Preserving
Posted by Heather Harris
But thank goodness, there is this beautiful thing called preserving, which means I can enjoy a lovely strawberry jam in March (if I managed not to gobble it all up by mid-July), almost as delicious as eating a fresh berry in June. Then I can bypass the early spring radish steak special altogether!
June is only half over and I already have cherries plucked from the yard, Rainier's snatched from a roadside stand on the Puget Sound, apricots and jalapenos from the grocery store, and strawberries the kids and I
picked at a local farm, all lovingly sweetened and pickled lining the shelves of our pantry. And my rhubarb was actually beefy enough after four years of cajoling to harvest and mix in with the strawberry jam! The vegetable garden is currently overflowing with kale, but kale marmalade doesn't sound too appetizing. You'll have to wait for Portland Dining Month 2015 for that treat.
An afternoon of canning can leave you a bit parched though, so I have two little recipes below without measurements (this is a gardening blog, not a cooking one) to refresh you after a hot, sweaty, and curse-filled day of canning, using the leftovers stuck with jam glue to your countertops. Just scrape it off and enjoy!

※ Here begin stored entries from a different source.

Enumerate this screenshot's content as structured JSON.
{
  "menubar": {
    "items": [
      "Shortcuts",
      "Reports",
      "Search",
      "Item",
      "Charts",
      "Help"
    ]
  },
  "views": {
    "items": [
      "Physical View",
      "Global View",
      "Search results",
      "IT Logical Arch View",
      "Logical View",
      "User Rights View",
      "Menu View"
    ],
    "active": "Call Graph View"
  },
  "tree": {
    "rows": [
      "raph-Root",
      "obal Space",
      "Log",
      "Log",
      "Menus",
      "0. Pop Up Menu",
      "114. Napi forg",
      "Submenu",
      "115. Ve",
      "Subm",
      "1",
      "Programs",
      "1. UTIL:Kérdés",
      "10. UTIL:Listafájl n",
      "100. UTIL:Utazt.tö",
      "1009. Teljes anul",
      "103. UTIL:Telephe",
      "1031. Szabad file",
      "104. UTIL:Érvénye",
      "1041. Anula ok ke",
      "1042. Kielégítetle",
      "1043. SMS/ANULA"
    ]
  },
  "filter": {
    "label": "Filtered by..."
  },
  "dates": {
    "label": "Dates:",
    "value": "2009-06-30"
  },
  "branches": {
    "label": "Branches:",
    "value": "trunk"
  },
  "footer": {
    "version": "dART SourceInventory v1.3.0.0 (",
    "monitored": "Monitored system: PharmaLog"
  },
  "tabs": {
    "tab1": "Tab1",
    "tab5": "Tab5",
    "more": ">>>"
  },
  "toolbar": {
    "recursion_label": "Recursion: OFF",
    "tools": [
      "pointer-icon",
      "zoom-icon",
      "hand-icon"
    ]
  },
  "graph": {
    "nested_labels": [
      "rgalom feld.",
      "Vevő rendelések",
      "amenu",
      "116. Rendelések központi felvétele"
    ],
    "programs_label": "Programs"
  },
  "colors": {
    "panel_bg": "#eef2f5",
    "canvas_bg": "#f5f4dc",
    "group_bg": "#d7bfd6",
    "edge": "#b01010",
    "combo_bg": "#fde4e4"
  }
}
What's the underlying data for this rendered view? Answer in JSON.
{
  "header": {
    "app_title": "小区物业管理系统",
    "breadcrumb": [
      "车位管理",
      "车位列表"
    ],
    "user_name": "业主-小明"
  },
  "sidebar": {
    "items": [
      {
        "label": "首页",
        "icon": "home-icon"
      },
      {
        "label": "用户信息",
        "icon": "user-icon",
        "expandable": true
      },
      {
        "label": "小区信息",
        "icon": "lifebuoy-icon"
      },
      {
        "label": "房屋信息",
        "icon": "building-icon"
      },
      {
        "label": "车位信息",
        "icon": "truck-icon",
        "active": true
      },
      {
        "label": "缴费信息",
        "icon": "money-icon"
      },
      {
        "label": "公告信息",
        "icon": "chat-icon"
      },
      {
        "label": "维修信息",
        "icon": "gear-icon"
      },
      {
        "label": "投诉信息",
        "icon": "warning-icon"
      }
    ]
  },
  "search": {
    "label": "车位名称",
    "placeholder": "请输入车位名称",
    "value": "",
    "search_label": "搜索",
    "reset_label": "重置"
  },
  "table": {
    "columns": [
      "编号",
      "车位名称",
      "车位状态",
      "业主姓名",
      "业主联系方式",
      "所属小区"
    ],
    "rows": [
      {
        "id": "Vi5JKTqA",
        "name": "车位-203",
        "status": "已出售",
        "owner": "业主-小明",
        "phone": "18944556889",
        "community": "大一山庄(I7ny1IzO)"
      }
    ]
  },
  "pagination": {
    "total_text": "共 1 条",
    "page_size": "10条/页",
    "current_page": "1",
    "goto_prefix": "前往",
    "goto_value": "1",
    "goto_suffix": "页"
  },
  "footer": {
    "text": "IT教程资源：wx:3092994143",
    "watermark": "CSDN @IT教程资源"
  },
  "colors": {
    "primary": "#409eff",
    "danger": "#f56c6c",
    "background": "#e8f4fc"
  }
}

Happy preserving!
God-jam Strawberry Vodka and Tonic
Muddle a few over-ripe strawberries in a tall glass with some mint (or whatever edible greenage you have laying around)

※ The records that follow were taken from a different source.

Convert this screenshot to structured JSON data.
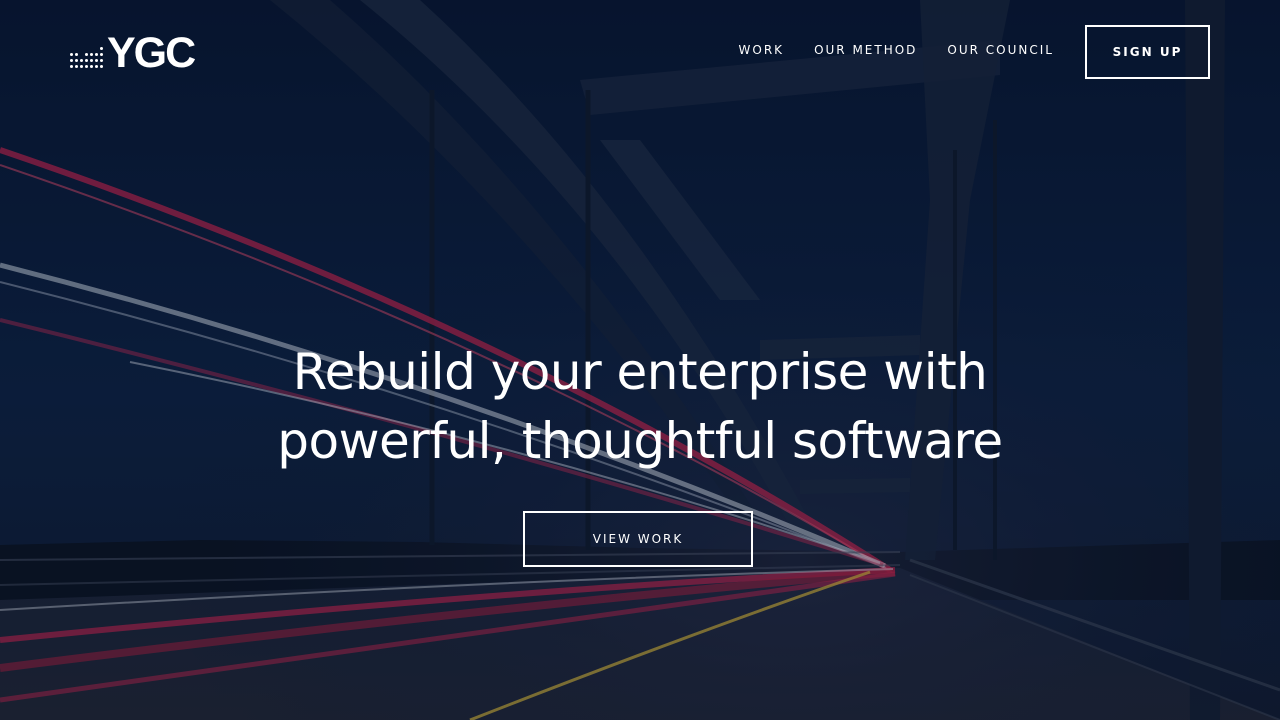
{
  "nav": {
    "logo_text": "YGC",
    "links": [
      {
        "label": "WORK"
      },
      {
        "label": "OUR METHOD"
      },
      {
        "label": "OUR COUNCIL"
      }
    ],
    "signup_label": "SIGN UP"
  },
  "hero": {
    "headline_line1": "Rebuild your enterprise with",
    "headline_line2": "powerful, thoughtful software",
    "cta_label": "VIEW WORK",
    "background_image": "night-bridge-light-trails"
  },
  "colors": {
    "text": "#ffffff",
    "sky": "#0b1f3d",
    "trail_red": "#c8244e",
    "trail_white": "#e8eef6",
    "trail_yellow": "#d6b43a"
  }
}
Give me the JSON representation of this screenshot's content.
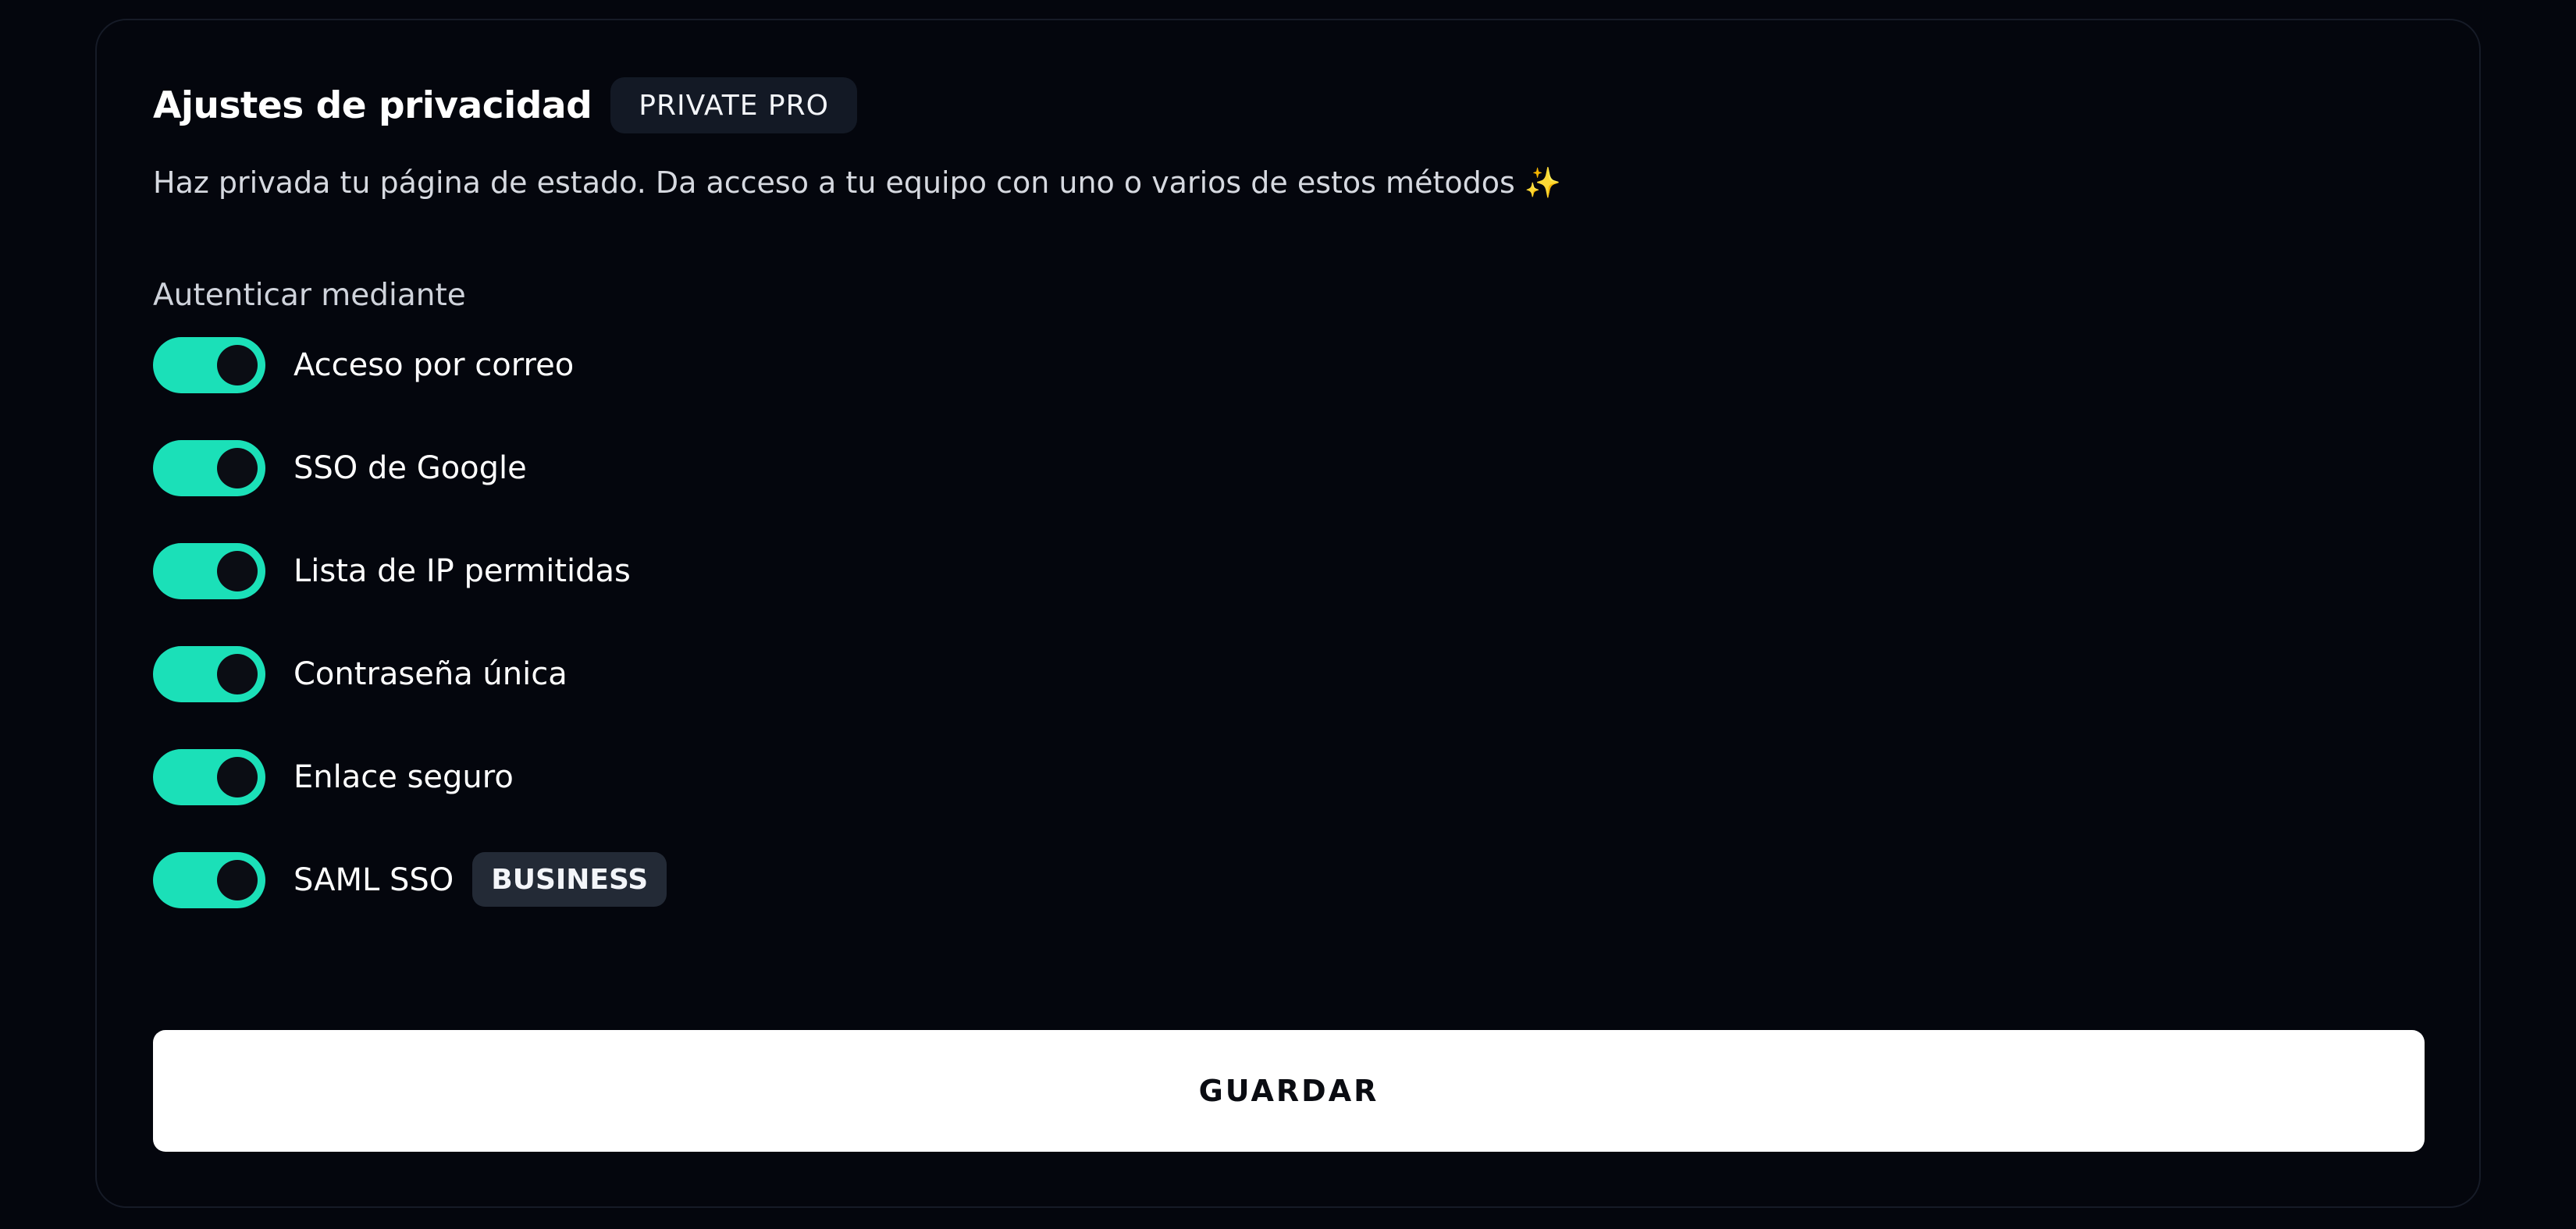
{
  "privacy": {
    "title": "Ajustes de privacidad",
    "plan_badge": "PRIVATE PRO",
    "subtitle": "Haz privada tu página de estado. Da acceso a tu equipo con uno o varios de estos métodos ✨",
    "section_label": "Autenticar mediante",
    "options": [
      {
        "label": "Acceso por correo",
        "enabled": true
      },
      {
        "label": "SSO de Google",
        "enabled": true
      },
      {
        "label": "Lista de IP permitidas",
        "enabled": true
      },
      {
        "label": "Contraseña única",
        "enabled": true
      },
      {
        "label": "Enlace seguro",
        "enabled": true
      },
      {
        "label": "SAML SSO",
        "enabled": true,
        "badge": "BUSINESS"
      }
    ],
    "save_label": "GUARDAR"
  },
  "colors": {
    "background": "#04060d",
    "toggle_on": "#1be0b8",
    "card_border": "#161b27",
    "badge_bg": "#131925",
    "business_badge_bg": "#232a36",
    "button_bg": "#ffffff"
  }
}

Pour on some vodka, amount depends on how the canning went. (Also refreshing without vodka, but who's day of canning went that well?)

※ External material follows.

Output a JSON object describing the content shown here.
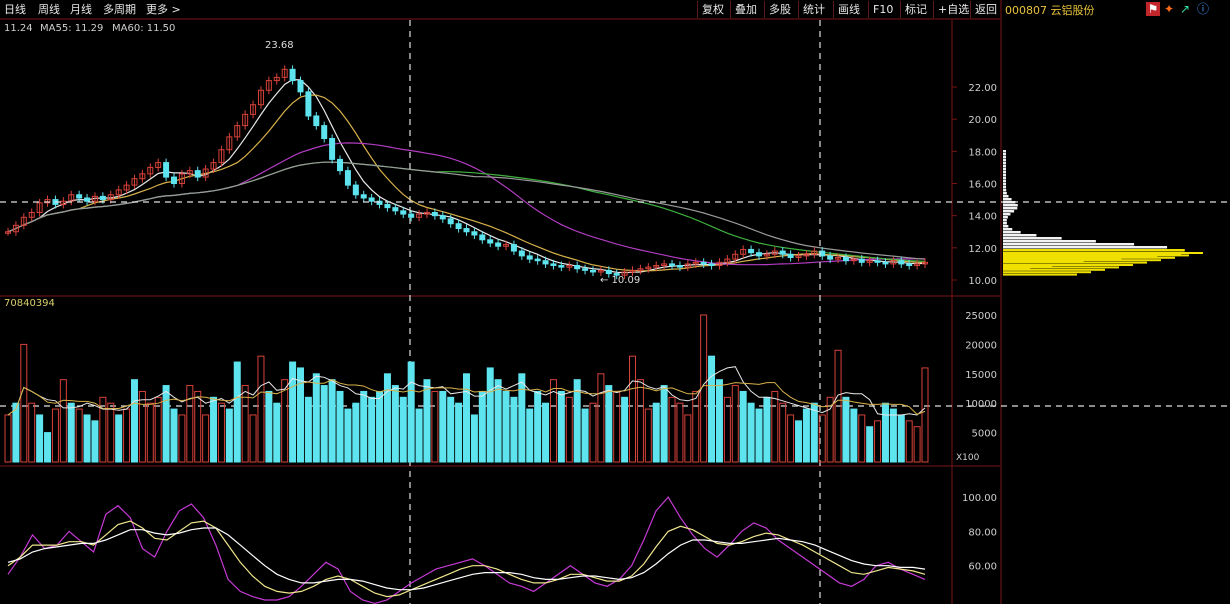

Stir in a little lemonade concentrate.
Toss in some ice and top off with tonic.
Cherry Massacre (Very similar to above recipe)
Muddle those last few pitted cherries in syrup that you couldn't quite cram into the last jar with some mint or other greenage etc. in a tall glass.
Pour on some tequila (see how I mixed it up there!) Again, amount depends...
Stir in some leftover sugar syrup.
Put in some ice and top off with tonic.